In spite of mounting regulatory glare and analyst criticism, state-run financial sector powerhouse LIC has reaped rich returns from its equity market play in the last fiscal with 15 per cent gains at Rs 24,373 crore.
The benchmark BSE Sensex made 25 per cent gains during 2014-15.
The Corporation, which is the nation’s largest institutional investor, had made a profit of Rs 21,257 crore from the equity markets in the financial year 2014 and Rs 24,373 crore in 2014-15, which is a gain of 14.65 per cent.
The returns come even as the Corporation had invested Rs 7,328 crore less in 2014-15 than what it had invested in the previous year. While LIC had invested Rs 54,330 crore into the markets in 2013-14, its investments in 2014-15 were only Rs 47,002 crore, LIC chairman S K Roy said during a recent interaction with PTI.
But he did not proffer a number neither for the Corporation’s investment plans for this fiscal year nor the profit target, saying “investments and profit equities in the current fiscal will depend on the market conditions.”
However, Roy was quick to add that LIC would strive to cross this figure in FY 2016, but final figure will depend on the opportunities available in the equity market in 2015-16.
The Sensex and the Nifty posted their best show in 2014-15 since 2010, registering a hefty rise of 25 per cent in 2014-15, mainly driven by surge in foreign inflows after the Modi government took charge.
During 2014-15, the Sensex rose by 5,571.22 points or 24.88 per cent to 27,957.49 from 22,386.27 on March 31, 2014, after touching all-time high of 30,024.74 on March 4.
The Nifty on the other hand zoomed by 1,786.80 points, or 26.65 per cent, to settle the fiscal at 8,491 after scaling lifetime high of 9,119.20 on March 4 this year.
With over Rs 2 trillion holdings, LIC is the single largest investor on Dalal Street, having considerable stake in all the blue-chips.
Having over 300 million policyholders and total assets of over Rs 17.7 trillion, LIC is the largest insurer and any solvency issue with it can really create systemic issues not only for the market but for the entire economy, therefore the worry of the regulators.
As of end March 2015, LIC’s holdings in Central and state government securities stood at Rs 10,35,424.86 crore, Roy said, adding the Corporation plans to do gross investment of Rs 3.75 trillion in the current fiscal year.

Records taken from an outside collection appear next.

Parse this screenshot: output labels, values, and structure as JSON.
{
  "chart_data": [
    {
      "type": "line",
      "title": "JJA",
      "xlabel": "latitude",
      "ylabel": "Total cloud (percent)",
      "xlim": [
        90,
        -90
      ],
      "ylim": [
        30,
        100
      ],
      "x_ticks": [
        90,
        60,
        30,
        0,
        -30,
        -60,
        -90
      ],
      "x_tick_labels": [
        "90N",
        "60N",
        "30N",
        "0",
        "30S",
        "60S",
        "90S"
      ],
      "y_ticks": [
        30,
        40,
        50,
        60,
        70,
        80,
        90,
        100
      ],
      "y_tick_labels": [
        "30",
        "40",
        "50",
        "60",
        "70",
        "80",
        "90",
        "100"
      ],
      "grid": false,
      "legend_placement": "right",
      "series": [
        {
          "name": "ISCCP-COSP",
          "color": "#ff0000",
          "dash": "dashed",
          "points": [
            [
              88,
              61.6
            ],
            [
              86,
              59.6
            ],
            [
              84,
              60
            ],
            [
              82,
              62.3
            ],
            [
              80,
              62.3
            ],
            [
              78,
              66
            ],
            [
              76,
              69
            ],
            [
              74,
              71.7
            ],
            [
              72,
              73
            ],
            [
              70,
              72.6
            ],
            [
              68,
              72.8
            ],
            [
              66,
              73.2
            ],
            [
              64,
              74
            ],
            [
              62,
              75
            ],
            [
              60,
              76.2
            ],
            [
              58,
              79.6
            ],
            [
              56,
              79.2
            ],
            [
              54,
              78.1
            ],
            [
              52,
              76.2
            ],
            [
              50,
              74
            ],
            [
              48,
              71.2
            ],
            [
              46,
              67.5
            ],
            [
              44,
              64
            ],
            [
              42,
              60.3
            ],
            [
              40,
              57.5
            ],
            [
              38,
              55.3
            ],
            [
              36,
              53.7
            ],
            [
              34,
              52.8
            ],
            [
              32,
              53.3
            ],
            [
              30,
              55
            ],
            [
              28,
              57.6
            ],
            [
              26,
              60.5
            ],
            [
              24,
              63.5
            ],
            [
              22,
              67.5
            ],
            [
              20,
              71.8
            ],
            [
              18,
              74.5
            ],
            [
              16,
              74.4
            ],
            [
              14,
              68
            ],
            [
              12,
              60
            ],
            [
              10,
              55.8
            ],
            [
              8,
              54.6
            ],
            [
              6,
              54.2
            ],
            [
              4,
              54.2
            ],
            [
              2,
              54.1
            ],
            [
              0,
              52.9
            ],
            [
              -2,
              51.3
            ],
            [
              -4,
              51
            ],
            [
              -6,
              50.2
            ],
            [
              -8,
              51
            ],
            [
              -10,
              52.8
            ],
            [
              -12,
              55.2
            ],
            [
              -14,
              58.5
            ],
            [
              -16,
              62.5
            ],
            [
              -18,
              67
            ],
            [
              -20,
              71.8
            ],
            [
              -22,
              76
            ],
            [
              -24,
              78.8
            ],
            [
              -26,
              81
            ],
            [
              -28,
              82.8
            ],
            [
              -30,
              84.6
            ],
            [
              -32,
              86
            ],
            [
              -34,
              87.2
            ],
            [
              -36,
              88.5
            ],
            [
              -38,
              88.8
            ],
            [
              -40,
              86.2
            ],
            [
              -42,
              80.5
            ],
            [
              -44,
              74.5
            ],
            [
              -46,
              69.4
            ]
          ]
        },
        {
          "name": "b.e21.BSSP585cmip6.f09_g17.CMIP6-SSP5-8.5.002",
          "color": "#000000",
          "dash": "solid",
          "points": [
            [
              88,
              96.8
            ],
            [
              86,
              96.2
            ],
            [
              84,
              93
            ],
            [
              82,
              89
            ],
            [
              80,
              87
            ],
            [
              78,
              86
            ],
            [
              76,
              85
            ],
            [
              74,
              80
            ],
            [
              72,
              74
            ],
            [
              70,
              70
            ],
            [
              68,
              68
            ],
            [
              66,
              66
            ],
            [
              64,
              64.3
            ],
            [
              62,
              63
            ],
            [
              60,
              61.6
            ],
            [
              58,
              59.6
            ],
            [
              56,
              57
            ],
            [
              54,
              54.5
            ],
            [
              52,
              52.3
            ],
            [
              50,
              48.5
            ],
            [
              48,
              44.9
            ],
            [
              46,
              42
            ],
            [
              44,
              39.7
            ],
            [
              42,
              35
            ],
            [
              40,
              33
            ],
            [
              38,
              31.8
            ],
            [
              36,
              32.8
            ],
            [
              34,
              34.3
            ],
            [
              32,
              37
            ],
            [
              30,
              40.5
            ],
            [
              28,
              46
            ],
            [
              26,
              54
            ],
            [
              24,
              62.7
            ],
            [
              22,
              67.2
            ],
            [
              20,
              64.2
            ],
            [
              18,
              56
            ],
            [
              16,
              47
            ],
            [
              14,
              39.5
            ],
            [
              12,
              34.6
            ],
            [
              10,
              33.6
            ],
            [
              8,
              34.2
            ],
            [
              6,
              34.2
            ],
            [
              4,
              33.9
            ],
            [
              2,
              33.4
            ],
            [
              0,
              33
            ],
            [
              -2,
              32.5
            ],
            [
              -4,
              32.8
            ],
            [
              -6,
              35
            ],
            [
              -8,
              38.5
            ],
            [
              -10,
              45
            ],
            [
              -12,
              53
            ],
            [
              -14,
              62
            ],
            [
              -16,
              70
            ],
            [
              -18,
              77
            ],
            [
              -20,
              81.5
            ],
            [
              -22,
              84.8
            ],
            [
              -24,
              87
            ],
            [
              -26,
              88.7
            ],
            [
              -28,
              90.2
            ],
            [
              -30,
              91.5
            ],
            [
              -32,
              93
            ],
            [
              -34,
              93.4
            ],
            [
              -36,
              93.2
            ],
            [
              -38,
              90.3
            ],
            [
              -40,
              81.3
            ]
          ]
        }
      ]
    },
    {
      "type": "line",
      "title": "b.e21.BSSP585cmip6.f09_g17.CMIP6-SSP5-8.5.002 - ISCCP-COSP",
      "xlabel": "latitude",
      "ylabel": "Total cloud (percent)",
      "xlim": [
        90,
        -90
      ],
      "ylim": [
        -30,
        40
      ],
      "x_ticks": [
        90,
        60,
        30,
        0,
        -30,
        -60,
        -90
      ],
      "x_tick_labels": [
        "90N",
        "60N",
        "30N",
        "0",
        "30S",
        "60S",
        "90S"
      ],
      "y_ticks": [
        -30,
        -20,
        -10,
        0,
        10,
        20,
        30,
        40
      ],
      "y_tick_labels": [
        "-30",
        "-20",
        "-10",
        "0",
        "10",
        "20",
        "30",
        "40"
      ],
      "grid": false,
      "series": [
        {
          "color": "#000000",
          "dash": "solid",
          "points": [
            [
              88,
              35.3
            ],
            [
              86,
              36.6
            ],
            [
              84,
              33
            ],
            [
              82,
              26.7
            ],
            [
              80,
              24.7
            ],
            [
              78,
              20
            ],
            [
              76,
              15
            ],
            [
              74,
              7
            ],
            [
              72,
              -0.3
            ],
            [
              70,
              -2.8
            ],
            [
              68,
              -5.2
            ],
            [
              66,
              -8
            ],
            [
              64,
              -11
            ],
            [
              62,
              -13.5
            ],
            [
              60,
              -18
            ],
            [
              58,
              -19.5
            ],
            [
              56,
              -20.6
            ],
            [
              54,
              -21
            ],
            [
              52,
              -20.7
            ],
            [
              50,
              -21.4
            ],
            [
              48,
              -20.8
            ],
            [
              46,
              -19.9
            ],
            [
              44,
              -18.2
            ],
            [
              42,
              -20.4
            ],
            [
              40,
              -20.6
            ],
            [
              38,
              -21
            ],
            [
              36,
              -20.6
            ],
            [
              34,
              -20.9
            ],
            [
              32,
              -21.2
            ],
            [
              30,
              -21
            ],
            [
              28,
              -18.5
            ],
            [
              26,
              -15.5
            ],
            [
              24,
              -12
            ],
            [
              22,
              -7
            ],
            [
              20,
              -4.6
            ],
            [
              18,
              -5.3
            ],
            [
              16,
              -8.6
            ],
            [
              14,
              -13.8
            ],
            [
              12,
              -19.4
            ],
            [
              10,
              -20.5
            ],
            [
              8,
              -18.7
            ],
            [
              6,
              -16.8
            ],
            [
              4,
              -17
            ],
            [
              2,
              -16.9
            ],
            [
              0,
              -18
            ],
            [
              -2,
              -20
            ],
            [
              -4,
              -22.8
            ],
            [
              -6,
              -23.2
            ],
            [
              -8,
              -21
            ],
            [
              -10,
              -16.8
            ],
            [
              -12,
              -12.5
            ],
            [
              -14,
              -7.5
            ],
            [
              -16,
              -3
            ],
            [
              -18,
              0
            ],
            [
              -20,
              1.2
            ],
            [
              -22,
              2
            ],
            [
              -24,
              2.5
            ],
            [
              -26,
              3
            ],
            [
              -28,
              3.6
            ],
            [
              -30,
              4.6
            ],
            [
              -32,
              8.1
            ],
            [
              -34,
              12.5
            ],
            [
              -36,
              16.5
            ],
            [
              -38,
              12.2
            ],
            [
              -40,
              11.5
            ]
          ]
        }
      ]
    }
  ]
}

As per regulations, LIC is mandated to invest 50 per cent of its funds in government securities. But 66 per cent of its investible funds are government bonds now.
It can be noted that the Reserve Bank in May had expressed its concerns over more than 9 per cent holding of LIC in banks, saying LIC’s higher stakes in a clutch of state-run and private banks could potentially create a contagion effect on the system. Some of its large holdings include a whopping 22.5 per cent in Corporation Bank.
“LIC’s stake is 9.21 per cent for the banking system as a whole. So, from the point of interconnectedness and contagion, as a probability, it is something that affects financial stability. It’s not that it’s affecting today or it’s going to affect tomorrow, but these are probabilities,” deputy governor S S Mundra had said on May 22.
This makes LIC the largest shareholder in the banking sector after the government.
LIC held a whopping 22.5 per cent in Corporation Bank, 21.4 per cent in Allahabad Bank, 13.9 per cent in SBI, 16 per cent in IDBI Bank, 12.7 per cent in Punjab National Bank and 11.33 per cent in Syndicate Bank as of FY15.
But Roy termed the holding in Corporation bank as strategic, saying “our holdings in state-run banks are within the limits prescribed by Irda norms. The only bank in which our holding is beyond 15 per cent is Corporation Bank, but this is a part of our strategic holding, and with approval of Irda and RBI,” Roy said.
LIC also holds 13.6 per cent in the third-largest private sector lender Axis Bank, in which the government also holds almost same stake, and 9.7 per cent in the largest private lender ICICI Bank apart from some stakes in banks like HDFC, Kotak Bank and Yes Bank among others.
The last fiscal saw LIC’s holdings in medium and small state-run banks increasing as the government has not given any money to them as part of the annual capital infusion.
LIC’s increasing play in the NBFC space has also been criticised. In 2014-15 while banks lent only Rs 1.595 trillion to them, insurers, led by LIC lent a much higher Rs 1.76 trillion to the NBFC sector.